一週間もすれば葉も広がりしっかりと根をはるようになります。

平成20年1月4日掲載
長野市広瀬にお住まいの小林成好さん(76)はしめ縄づくりの名人です。何をやっても器用な小林さんですが、しめ縄づくりではあちこちで講習会を開いてその伝統技術の普及に寝食を忘れて活動しています。
そもそもは成好さんの父・宗太郎さんがわら細工の名人でした。宗太郎さんは上水内中くまなく歩きその指導にあたったそうです。成好さんは父親と一緒についてまわり技術を習得していきました。

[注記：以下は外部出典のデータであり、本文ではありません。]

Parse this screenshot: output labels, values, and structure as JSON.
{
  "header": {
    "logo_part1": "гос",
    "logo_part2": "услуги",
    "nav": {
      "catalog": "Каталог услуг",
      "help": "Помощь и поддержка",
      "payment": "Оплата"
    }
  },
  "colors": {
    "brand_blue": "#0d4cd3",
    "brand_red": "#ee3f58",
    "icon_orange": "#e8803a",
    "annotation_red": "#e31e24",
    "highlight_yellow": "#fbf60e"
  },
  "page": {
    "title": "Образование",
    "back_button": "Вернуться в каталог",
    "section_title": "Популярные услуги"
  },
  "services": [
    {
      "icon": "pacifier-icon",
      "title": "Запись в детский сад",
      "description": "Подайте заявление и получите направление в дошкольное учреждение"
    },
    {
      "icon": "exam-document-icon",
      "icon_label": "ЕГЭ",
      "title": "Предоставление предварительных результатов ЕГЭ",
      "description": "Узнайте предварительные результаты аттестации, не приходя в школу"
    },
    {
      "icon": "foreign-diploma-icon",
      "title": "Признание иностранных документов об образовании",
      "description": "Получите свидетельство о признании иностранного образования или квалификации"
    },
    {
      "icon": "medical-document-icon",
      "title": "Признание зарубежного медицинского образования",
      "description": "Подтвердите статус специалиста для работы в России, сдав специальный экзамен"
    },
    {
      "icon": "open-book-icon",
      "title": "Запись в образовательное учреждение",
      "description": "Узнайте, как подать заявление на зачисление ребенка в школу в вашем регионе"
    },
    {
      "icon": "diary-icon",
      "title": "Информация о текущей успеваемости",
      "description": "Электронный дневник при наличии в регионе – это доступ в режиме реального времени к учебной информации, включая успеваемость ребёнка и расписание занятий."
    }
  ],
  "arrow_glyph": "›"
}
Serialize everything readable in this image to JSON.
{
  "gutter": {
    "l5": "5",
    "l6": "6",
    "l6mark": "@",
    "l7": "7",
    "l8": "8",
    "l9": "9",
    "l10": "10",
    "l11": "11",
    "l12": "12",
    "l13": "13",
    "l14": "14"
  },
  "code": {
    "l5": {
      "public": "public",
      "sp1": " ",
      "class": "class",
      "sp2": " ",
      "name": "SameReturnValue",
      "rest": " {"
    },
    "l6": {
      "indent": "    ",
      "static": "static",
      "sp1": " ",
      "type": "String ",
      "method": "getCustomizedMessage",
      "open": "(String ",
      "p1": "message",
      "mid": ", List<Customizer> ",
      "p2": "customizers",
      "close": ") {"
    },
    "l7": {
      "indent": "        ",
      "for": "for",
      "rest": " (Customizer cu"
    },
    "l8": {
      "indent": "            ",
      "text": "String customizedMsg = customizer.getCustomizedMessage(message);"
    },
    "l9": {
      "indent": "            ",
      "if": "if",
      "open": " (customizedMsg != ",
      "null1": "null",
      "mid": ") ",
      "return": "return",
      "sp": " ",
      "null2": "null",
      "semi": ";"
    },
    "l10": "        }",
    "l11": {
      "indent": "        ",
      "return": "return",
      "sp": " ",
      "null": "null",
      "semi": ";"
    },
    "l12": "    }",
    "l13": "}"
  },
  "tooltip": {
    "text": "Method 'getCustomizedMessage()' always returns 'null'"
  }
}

成好さんは講習会用「しめ縄づくりテキスト」につぎのように記しています。「しめ縄は正月を迎える大事な準備の一つです。しかし、いま、縄をなうことさえできない子どもが増えています。大人もぞうりやわらじを作れないなど古来の伝統技術が失われつつあります。心を込めて作った自分のしめ縄で良い年を迎えましょう」。

平成19年12月17日掲載
西村英知さん(51)は30代でそれまで勤めていた農協を辞め、「すっかりその形にほれてしまった」ぶなしめじの栽培をひとすじとしています。
「やまびこしめじ」(ぶなしめじ)の栽培はビン詰めから収穫まで約4ヶ月かかります。培地調整、充填、殺菌、放冷、接種、培養、菌掻きまでに3ヶ月、生育室に3週間、そして収穫となります。「やまびこしめじ」を毎日出荷するには、この4ヶ月分の作業のひとつひとつを毎日行う事になります。温度と湿度、照度がきっちり管理されておいしい「やまびこしめじ」が生まれます。もちろん、安全、安心にも充分配慮されています。
「良質なしめじつくりはわたしに、健康食品を提供する喜びを与えてくれます」「しめじ作りはわたしの誇りであり生き甲斐です」と西村さんは胸を張って語ります。